A Terra estremeceu na Colômbia

Um terremoto de magnitude 7,4 sacudiu o país nesta segunda-feira. Por que a Colômbia treme tanto, o que já lhe custou a sua história — e um explicador interativo para você deslizar pela Escala Richter e sentir por que cada grau vale dez vezes mais.
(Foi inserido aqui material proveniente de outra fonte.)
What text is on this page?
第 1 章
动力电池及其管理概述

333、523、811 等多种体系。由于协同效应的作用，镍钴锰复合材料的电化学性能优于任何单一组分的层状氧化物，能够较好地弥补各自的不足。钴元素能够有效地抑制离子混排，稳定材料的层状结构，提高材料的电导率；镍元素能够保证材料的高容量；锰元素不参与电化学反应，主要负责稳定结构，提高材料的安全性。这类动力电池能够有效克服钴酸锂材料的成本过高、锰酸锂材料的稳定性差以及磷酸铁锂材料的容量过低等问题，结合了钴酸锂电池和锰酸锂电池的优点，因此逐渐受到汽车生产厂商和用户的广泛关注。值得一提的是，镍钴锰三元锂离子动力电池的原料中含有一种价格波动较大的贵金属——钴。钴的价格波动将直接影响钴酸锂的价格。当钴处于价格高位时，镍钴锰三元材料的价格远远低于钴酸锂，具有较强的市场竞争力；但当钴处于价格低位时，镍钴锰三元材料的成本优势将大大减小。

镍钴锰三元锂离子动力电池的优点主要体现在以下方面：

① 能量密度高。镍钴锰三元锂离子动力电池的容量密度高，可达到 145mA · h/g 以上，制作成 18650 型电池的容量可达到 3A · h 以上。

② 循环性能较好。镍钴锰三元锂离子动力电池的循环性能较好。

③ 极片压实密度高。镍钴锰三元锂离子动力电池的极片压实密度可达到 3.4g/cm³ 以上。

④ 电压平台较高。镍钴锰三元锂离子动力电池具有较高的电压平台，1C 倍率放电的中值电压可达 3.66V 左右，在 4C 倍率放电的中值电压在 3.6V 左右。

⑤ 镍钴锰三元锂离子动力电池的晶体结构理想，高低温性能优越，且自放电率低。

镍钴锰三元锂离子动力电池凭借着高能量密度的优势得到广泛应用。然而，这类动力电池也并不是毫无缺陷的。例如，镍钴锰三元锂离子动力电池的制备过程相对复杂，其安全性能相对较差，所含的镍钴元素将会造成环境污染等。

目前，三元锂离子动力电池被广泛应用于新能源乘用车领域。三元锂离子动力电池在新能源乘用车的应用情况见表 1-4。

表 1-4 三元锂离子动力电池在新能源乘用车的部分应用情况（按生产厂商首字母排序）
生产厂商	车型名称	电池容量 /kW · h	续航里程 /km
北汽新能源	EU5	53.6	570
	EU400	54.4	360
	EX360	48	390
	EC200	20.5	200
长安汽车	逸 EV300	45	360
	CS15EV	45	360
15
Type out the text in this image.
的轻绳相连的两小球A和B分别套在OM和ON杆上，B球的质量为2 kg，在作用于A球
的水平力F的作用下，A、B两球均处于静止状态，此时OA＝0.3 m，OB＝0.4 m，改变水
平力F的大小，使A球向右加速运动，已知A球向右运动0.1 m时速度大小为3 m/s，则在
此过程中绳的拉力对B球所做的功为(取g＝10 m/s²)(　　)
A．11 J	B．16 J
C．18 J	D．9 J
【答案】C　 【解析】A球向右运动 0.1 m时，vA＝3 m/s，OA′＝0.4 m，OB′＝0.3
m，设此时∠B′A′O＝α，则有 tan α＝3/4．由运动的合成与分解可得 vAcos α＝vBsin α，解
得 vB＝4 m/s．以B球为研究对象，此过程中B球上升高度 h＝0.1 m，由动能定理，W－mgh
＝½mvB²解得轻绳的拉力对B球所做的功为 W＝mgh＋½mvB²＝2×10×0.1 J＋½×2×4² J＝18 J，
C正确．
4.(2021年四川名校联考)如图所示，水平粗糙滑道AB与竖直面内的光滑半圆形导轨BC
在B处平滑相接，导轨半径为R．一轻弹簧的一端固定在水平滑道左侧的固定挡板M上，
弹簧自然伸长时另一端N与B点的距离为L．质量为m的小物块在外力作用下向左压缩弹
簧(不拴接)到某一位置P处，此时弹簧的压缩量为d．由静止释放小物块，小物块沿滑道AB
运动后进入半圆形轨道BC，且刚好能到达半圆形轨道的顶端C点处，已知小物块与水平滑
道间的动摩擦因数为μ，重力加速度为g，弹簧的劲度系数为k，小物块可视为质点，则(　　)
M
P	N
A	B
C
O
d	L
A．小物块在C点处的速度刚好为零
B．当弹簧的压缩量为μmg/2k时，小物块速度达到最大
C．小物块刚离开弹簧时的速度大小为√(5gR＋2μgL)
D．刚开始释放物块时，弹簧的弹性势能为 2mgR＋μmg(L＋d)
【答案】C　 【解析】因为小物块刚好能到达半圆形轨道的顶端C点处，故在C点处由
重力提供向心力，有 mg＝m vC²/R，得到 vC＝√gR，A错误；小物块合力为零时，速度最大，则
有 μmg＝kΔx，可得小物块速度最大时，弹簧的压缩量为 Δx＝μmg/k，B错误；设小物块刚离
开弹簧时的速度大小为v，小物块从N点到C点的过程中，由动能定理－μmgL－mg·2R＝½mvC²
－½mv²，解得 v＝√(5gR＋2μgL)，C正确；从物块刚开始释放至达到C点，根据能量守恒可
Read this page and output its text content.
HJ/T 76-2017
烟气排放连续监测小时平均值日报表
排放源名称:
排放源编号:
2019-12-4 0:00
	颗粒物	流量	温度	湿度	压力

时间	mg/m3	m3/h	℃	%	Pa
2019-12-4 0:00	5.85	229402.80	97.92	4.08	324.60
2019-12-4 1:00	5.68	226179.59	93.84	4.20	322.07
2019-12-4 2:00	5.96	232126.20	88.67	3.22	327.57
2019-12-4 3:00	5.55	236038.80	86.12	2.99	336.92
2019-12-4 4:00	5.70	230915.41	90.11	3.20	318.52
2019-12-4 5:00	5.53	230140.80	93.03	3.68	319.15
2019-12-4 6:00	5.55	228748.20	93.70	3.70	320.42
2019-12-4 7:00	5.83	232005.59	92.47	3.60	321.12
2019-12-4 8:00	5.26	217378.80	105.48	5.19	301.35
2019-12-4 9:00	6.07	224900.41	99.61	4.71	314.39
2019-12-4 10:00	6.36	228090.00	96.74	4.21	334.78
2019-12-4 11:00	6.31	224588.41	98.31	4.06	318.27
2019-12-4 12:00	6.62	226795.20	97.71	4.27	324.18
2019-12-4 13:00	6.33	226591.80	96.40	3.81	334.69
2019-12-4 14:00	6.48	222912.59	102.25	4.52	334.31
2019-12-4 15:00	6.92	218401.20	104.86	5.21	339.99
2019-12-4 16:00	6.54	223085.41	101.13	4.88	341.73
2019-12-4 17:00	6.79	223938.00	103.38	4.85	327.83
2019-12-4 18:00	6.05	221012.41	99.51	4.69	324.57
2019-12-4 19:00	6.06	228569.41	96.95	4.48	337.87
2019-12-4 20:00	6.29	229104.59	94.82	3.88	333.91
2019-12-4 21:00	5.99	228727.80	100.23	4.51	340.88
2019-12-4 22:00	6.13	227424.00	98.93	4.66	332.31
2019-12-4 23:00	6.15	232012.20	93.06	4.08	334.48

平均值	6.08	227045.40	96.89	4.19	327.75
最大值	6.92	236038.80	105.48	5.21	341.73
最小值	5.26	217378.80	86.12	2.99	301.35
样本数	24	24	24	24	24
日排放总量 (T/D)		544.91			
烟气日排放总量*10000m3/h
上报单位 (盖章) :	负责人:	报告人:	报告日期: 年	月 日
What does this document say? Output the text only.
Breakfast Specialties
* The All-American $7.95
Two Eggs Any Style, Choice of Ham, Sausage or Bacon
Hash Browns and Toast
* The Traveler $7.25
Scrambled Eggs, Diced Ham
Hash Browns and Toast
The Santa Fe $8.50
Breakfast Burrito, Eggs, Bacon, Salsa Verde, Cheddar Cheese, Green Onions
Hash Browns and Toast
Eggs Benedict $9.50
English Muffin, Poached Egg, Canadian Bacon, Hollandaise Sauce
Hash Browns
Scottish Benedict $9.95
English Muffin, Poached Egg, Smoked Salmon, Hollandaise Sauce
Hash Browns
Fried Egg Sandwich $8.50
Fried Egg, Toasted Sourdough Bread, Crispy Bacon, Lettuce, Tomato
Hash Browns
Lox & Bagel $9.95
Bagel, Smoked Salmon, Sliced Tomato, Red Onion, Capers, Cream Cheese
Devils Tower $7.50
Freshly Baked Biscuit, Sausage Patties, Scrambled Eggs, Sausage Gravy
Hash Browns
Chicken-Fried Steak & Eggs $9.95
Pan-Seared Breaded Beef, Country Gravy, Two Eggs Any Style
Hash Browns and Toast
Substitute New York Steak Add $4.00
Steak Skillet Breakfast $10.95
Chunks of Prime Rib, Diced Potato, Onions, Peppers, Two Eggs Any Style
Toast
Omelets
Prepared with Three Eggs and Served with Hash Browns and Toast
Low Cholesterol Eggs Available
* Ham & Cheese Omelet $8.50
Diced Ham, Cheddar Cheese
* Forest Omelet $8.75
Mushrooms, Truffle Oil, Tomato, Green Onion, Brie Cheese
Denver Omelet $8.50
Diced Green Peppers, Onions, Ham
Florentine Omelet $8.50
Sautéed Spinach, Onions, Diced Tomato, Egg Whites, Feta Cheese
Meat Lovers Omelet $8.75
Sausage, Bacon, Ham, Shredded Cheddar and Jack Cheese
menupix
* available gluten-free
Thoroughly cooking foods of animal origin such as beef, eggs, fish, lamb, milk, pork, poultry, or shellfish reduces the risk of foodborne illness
"A crosta em que vivemos não é um chão; é uma balsa de pedra flutuando sobre fogo. De vez em quando, ela range." Sobre a tectônica de placas

Às 7h34 da manhã desta segunda-feira, 10 de agosto de 2026, a terra se moveu sob o oeste da Colômbia. O epicentro foi localizado perto de San José del Palmar, no departamento do Chocó, a uma profundidade de cerca de 80 quilômetros. A magnitude — 7,4 — fez o solo tremer em Bogotá, Medellín, Cali, e sacudiu com violência o Eixo Cafeteiro, sobretudo Pereira e Manizales. O tremor foi sentido até no Equador. Foi o maior terremoto a atingir a Colômbia em mais de uma década. Este artigo conta o que aconteceu, explica por que aconteceu — e, no fim, entrega a você um instrumento para brincar com a própria escala que mede esses abalos.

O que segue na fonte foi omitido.